The green jobs movement has always had its skeptics, including those who suggest that investments in green energy simply aren’t cost-competitive. Spending money propping those industries up, goes a theory argued by libertarian Cato Institute scholars Jerry Taylor and Peter Van Doren and others, means higher electricity costs, fewer total jobs as established industries decline, and less money to be spent elsewhere—all of which they argue will produce a drag on the economy rather than a boost. (The report does not evaluate the environmental benefits of greener energy.)
Some consumers also remain skeptical about green products, doubting that environmentally responsible laundry detergent will get their clothes as clean as the old standbys, or that a new, energy efficient solar water heater can really keep their showers piping hot. Electric cars are viewed by some as futuristic at best, gimmicks at worst, even as the number of satisfied hybrid drivers on the roads increases each year.
Perceptions sometimes die hard and some green businesses must overcome a reluctance to believe that new, environmentally responsible ways of doing business can produce the same levels of quality to which people have become accustomed—while delivering economic gains as well.

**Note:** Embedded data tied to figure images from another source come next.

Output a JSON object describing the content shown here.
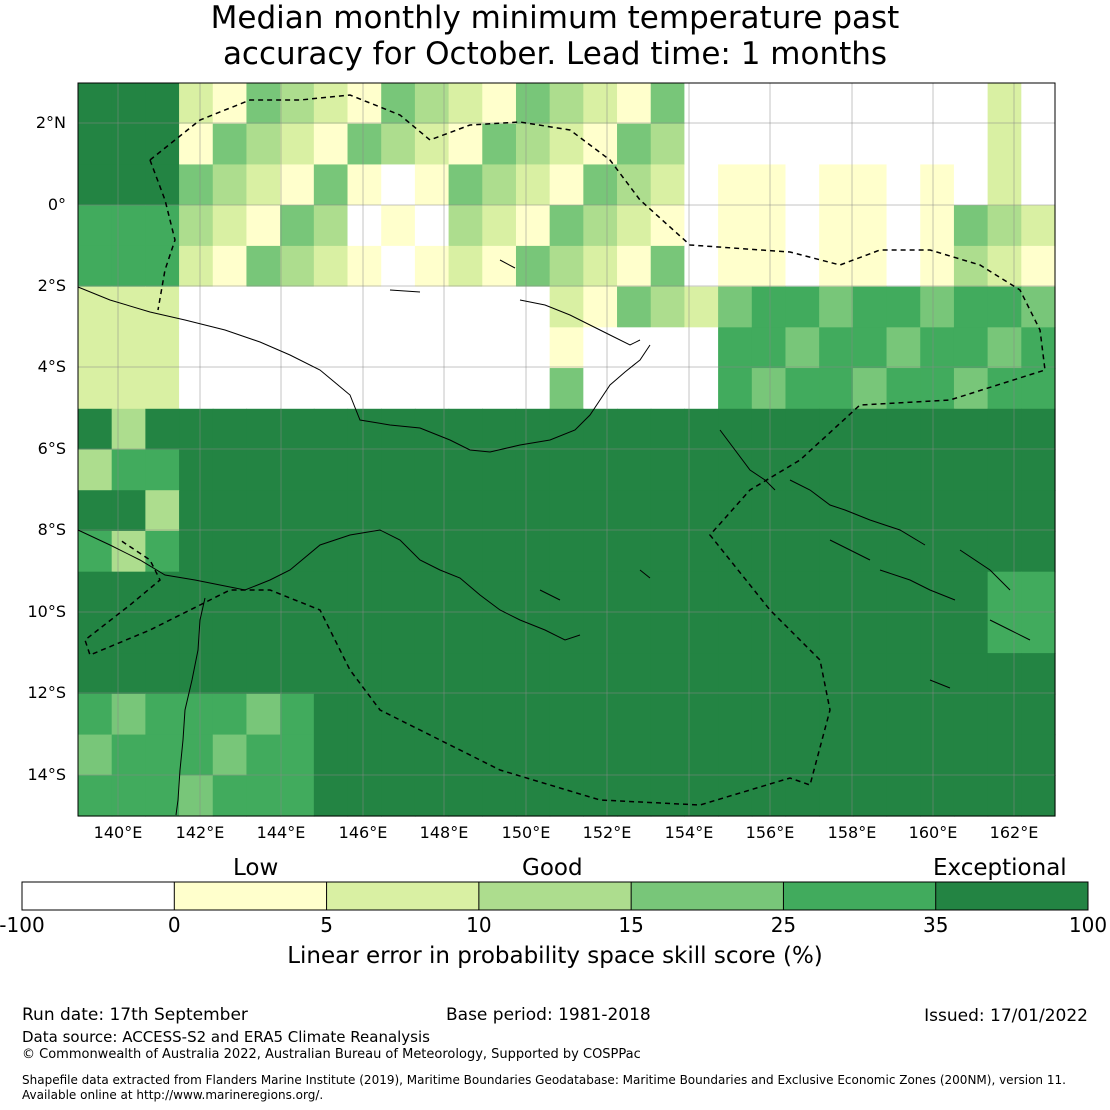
{
  "title_line1": "Median monthly minimum temperature past",
  "title_line2": "accuracy for October. Lead time: 1 months",
  "lat_labels": [
    "2°N",
    "0°",
    "2°S",
    "4°S",
    "6°S",
    "8°S",
    "10°S",
    "12°S",
    "14°S"
  ],
  "lon_labels": [
    "140°E",
    "142°E",
    "144°E",
    "146°E",
    "148°E",
    "150°E",
    "152°E",
    "154°E",
    "156°E",
    "158°E",
    "160°E",
    "162°E"
  ],
  "colorbar": {
    "category_labels": [
      "Low",
      "Good",
      "Exceptional"
    ],
    "tick_labels": [
      "-100",
      "0",
      "5",
      "10",
      "15",
      "25",
      "35",
      "100"
    ],
    "colors": [
      "#ffffff",
      "#ffffcc",
      "#d9f0a3",
      "#addd8e",
      "#78c679",
      "#41ab5d",
      "#238443"
    ],
    "title": "Linear error in probability space skill score (%)"
  },
  "footer": {
    "run_date": "Run date: 17th September",
    "base_period": "Base period: 1981-2018",
    "issued": "Issued: 17/01/2022",
    "data_source": "Data source: ACCESS-S2 and ERA5 Climate Reanalysis",
    "copyright": "© Commonwealth of Australia 2022, Australian Bureau of Meteorology, Supported by COSPPac",
    "shapefile_line1": "Shapefile data extracted from Flanders Marine Institute (2019), Maritime Boundaries Geodatabase: Maritime Boundaries and Exclusive Economic Zones (200NM), version 11.",
    "shapefile_line2": "Available online at http://www.marineregions.org/."
  }
}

Patience is a (Rare) Virtue
Some of the green economy’s major drivers, like renewable energy sources that can help ween us off fossil fuels, are bound to take time. The developed world’s energy infrastructure is largely built to transport and consume fossil fuels, not alternatives. And alternative energy and transportation technologies still have developmental technical hurdles to overcome, like battery and smart grid technologies that can make intermittent power producers like solar and wind deliver constant energy wherever and whenever it’s needed.

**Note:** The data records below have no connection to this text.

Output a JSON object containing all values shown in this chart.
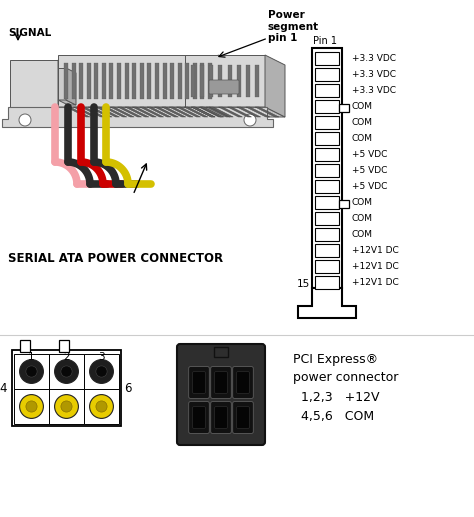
{
  "bg_color": "#ffffff",
  "signal_label": "SIGNAL",
  "serial_ata_label": "SERIAL ATA POWER CONNECTOR",
  "pin_labels": [
    "+3.3 VDC",
    "+3.3 VDC",
    "+3.3 VDC",
    "COM",
    "COM",
    "COM",
    "+5 VDC",
    "+5 VDC",
    "+5 VDC",
    "COM",
    "COM",
    "COM",
    "+12V1 DC",
    "+12V1 DC",
    "+12V1 DC"
  ],
  "pin1_label": "Pin 1",
  "pin15_label": "15",
  "power_seg_label": "Power\nsegment\npin 1",
  "pci_title": "PCI Express®",
  "pci_sub1": "power connector",
  "pci_sub2": "1,2,3   +12V",
  "pci_sub3": "4,5,6   COM",
  "wire_colors": [
    "#f4a0a8",
    "#2a2a2a",
    "#cc0000",
    "#2a2a2a",
    "#d4c000"
  ],
  "yellow_color": "#e8cc00",
  "dark_connector_color": "#3a3a3a",
  "connector_gray": "#d8d8d8",
  "connector_gray2": "#c0c0c0",
  "connector_gray3": "#b0b0b0"
}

Consumers must also practice patience, particularly with big ticket items. Hybrid vehicles may cost $5,000 more than their counterparts, and more efficient appliances from furnaces to refrigerators also carry price premiums. Retrofitting a home to save energy costs money in the short run, rather than putting it in the homeowner’s pocket. Or course, many of these investments pay back not only the planet but their owners—in the form of cheaper operating costs that can make such investments pay for themselves over time. But earning those returns requires some patience.

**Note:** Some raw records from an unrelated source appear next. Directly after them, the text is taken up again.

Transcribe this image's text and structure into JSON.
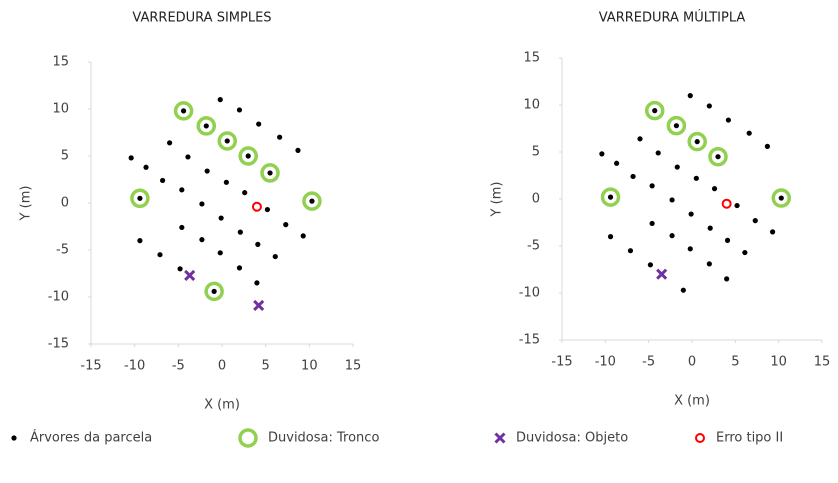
{
  "chart_data": [
    {
      "type": "scatter",
      "title": "VARREDURA SIMPLES",
      "x_label": "X (m)",
      "y_label": "Y (m)",
      "xlim": [
        -15,
        15
      ],
      "ylim": [
        -15,
        15
      ],
      "xticks": [
        -15,
        -10,
        -5,
        0,
        5,
        10,
        15
      ],
      "yticks": [
        -15,
        -10,
        -5,
        0,
        5,
        10,
        15
      ],
      "series": [
        {
          "name": "Árvores da parcela",
          "color": "#000000",
          "marker": "dot",
          "x": [
            -0.2,
            2,
            4.2,
            6.6,
            8.7,
            -10.4,
            -8.7,
            -6,
            -3.9,
            -6.8,
            -4.6,
            -1.7,
            0.5,
            2.6,
            -2.3,
            -0.1,
            2.1,
            4.1,
            6.1,
            5.2,
            7.3,
            9.3,
            -4.6,
            -2.3,
            -9.4,
            -7.1,
            -4.8,
            -0.2,
            2,
            4,
            -4.4,
            -1.8,
            0.6,
            3,
            5.5,
            -9.4,
            10.3,
            -0.9
          ],
          "y": [
            11,
            9.9,
            8.4,
            7,
            5.6,
            4.8,
            3.8,
            6.4,
            4.9,
            2.4,
            1.4,
            3.4,
            2.2,
            1.1,
            -0.1,
            -1.6,
            -3.1,
            -4.4,
            -5.7,
            -0.7,
            -2.3,
            -3.5,
            -2.6,
            -3.9,
            -4,
            -5.5,
            -7,
            -5.3,
            -6.9,
            -8.5,
            9.8,
            8.2,
            6.6,
            5,
            3.2,
            0.5,
            0.2,
            -9.4
          ]
        },
        {
          "name": "Duvidosa: Tronco",
          "color": "#92d050",
          "marker": "ring",
          "x": [
            -4.4,
            -1.8,
            0.6,
            3,
            5.5,
            -9.4,
            10.3,
            -0.9
          ],
          "y": [
            9.8,
            8.2,
            6.6,
            5,
            3.2,
            0.5,
            0.2,
            -9.4
          ]
        },
        {
          "name": "Duvidosa: Objeto",
          "color": "#7030a0",
          "marker": "cross",
          "x": [
            -3.7,
            4.2
          ],
          "y": [
            -7.7,
            -10.9
          ]
        },
        {
          "name": "Erro tipo II",
          "color": "#ff0000",
          "marker": "small-ring",
          "x": [
            4
          ],
          "y": [
            -0.4
          ]
        }
      ]
    },
    {
      "type": "scatter",
      "title": "VARREDURA MÚLTIPLA",
      "x_label": "X (m)",
      "y_label": "Y (m)",
      "xlim": [
        -15,
        15
      ],
      "ylim": [
        -15,
        15
      ],
      "xticks": [
        -15,
        -10,
        -5,
        0,
        5,
        10,
        15
      ],
      "yticks": [
        -15,
        -10,
        -5,
        0,
        5,
        10,
        15
      ],
      "series": [
        {
          "name": "Árvores da parcela",
          "color": "#000000",
          "marker": "dot",
          "x": [
            -0.2,
            2,
            4.2,
            6.6,
            8.7,
            -10.4,
            -8.7,
            -6,
            -3.9,
            -6.8,
            -4.6,
            -1.7,
            0.5,
            2.6,
            -2.3,
            -0.1,
            2.1,
            4.1,
            6.1,
            5.2,
            7.3,
            9.3,
            -4.6,
            -2.3,
            -9.4,
            -7.1,
            -4.8,
            -0.2,
            2,
            4,
            -4.3,
            -1.8,
            0.6,
            3,
            -9.4,
            10.3,
            -1
          ],
          "y": [
            11,
            9.9,
            8.4,
            7,
            5.6,
            4.8,
            3.8,
            6.4,
            4.9,
            2.4,
            1.4,
            3.4,
            2.2,
            1.1,
            -0.1,
            -1.6,
            -3.1,
            -4.4,
            -5.7,
            -0.7,
            -2.3,
            -3.5,
            -2.6,
            -3.9,
            -4,
            -5.5,
            -7,
            -5.3,
            -6.9,
            -8.5,
            9.4,
            7.8,
            6.1,
            4.5,
            0.2,
            0.1,
            -9.7
          ]
        },
        {
          "name": "Duvidosa: Tronco",
          "color": "#92d050",
          "marker": "ring",
          "x": [
            -4.3,
            -1.8,
            0.6,
            3,
            -9.4,
            10.3
          ],
          "y": [
            9.4,
            7.8,
            6.1,
            4.5,
            0.2,
            0.1
          ]
        },
        {
          "name": "Duvidosa: Objeto",
          "color": "#7030a0",
          "marker": "cross",
          "x": [
            -3.5
          ],
          "y": [
            -8
          ]
        },
        {
          "name": "Erro tipo II",
          "color": "#ff0000",
          "marker": "small-ring",
          "x": [
            4
          ],
          "y": [
            -0.5
          ]
        }
      ]
    }
  ]
}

In an era of high unemployment the idea of a worker shortage may seem strange, but some green businesses report that they are hampered by a lack of qualified employees, which may curb the growth of these industries. A McGraw-Hill Construction study suggests that the current downturn in the construction industry may temporarily mask a shortage of skilled green workers. Some 69 percent of the architects, engineers, and contractors surveyed expect skilled workforce shortages in the next three years.
They’ll be needed for LEED green building projects, the report adds, because 45 percent of all design and construction jobs are projected to be green (that is more than 50 percent constituted of LEED projects) during that same time period. Some alternative energy firms are also encountering a lack of engineers qualified for the new demands of producing power from renewable sources.
The more accurate way to frame this problem is not as a shortage of workers but, for some skill sets, a need for the training that can bring employees up to snuff. That dynamic makes this green job “challenge” a definite opportunity for both training institutions and workers eager to gain new skills for a growing green economy.
Brian Handwerk is a freelance writer based in Amherst, New Hampshire.